G3: An Effective and Adaptive Framework for Worldwide Geolocalization Using Large Multi-Modality Models
Jia, Pengyue, Liu, Yiding, Li, Xiaopeng, Zhao, Xiangyu, Wang, Yuhao, Du, Yantong, Han, Xiao, Wei, Xuetao, Wang, Shuaiqiang, Yin, Dawei
Worldwide geolocalization aims to locate the precise location at the coordinate level of photos taken anywhere on the Earth. It is very challenging due to 1) the difficulty of capturing subtle location-aware visual semantics, and 2) the heterogeneous geographical distribution of image data. As a result, existing studies have clear limitations when scaled to a worldwide context. They may easily confuse distant images with similar visual contents, or cannot adapt to various locations worldwide with different amounts of relevant data.

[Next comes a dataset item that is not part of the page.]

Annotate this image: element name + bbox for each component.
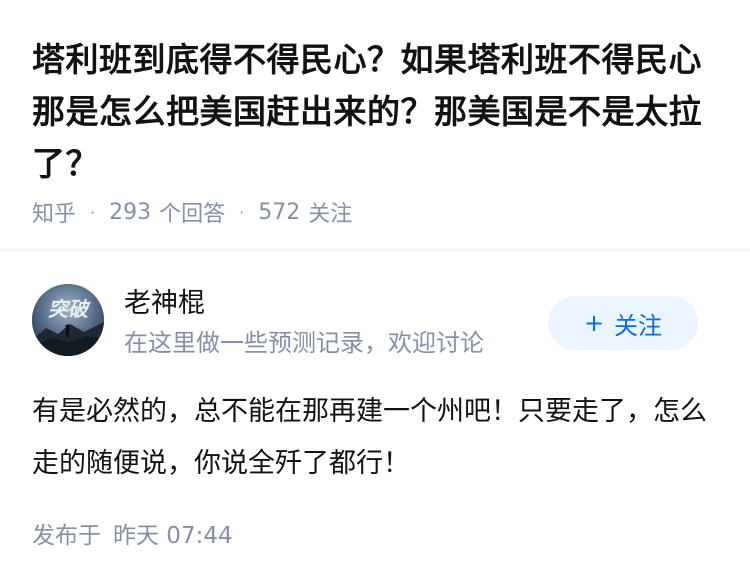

To resolve these limitations, we propose G3, a novel framework based on Retrieval-Augmented Generation (RAG). In particular, G3 consists of three steps, i.e., Geo-alignment, Geo-diversification, and Geo-verification to optimize both retrieval and generation phases of worldwide geolocalization. During Geo-alignment, our solution jointly learns expressive multi-modal representations for images, GPS and textual descriptions, which allows us to capture location-aware semantics for retrieving nearby images for a given query. During Geo-diversification, we leverage a prompt ensembling method that is robust to inconsistent retrieval performance for different image queries. Finally, we combine both retrieved and generated GPS candidates in Geo-verification for location prediction. Experiments on two well-established datasets IM2GPS3k and YFCC4k verify the superiority of G3 compared to other state-of-the-art methods.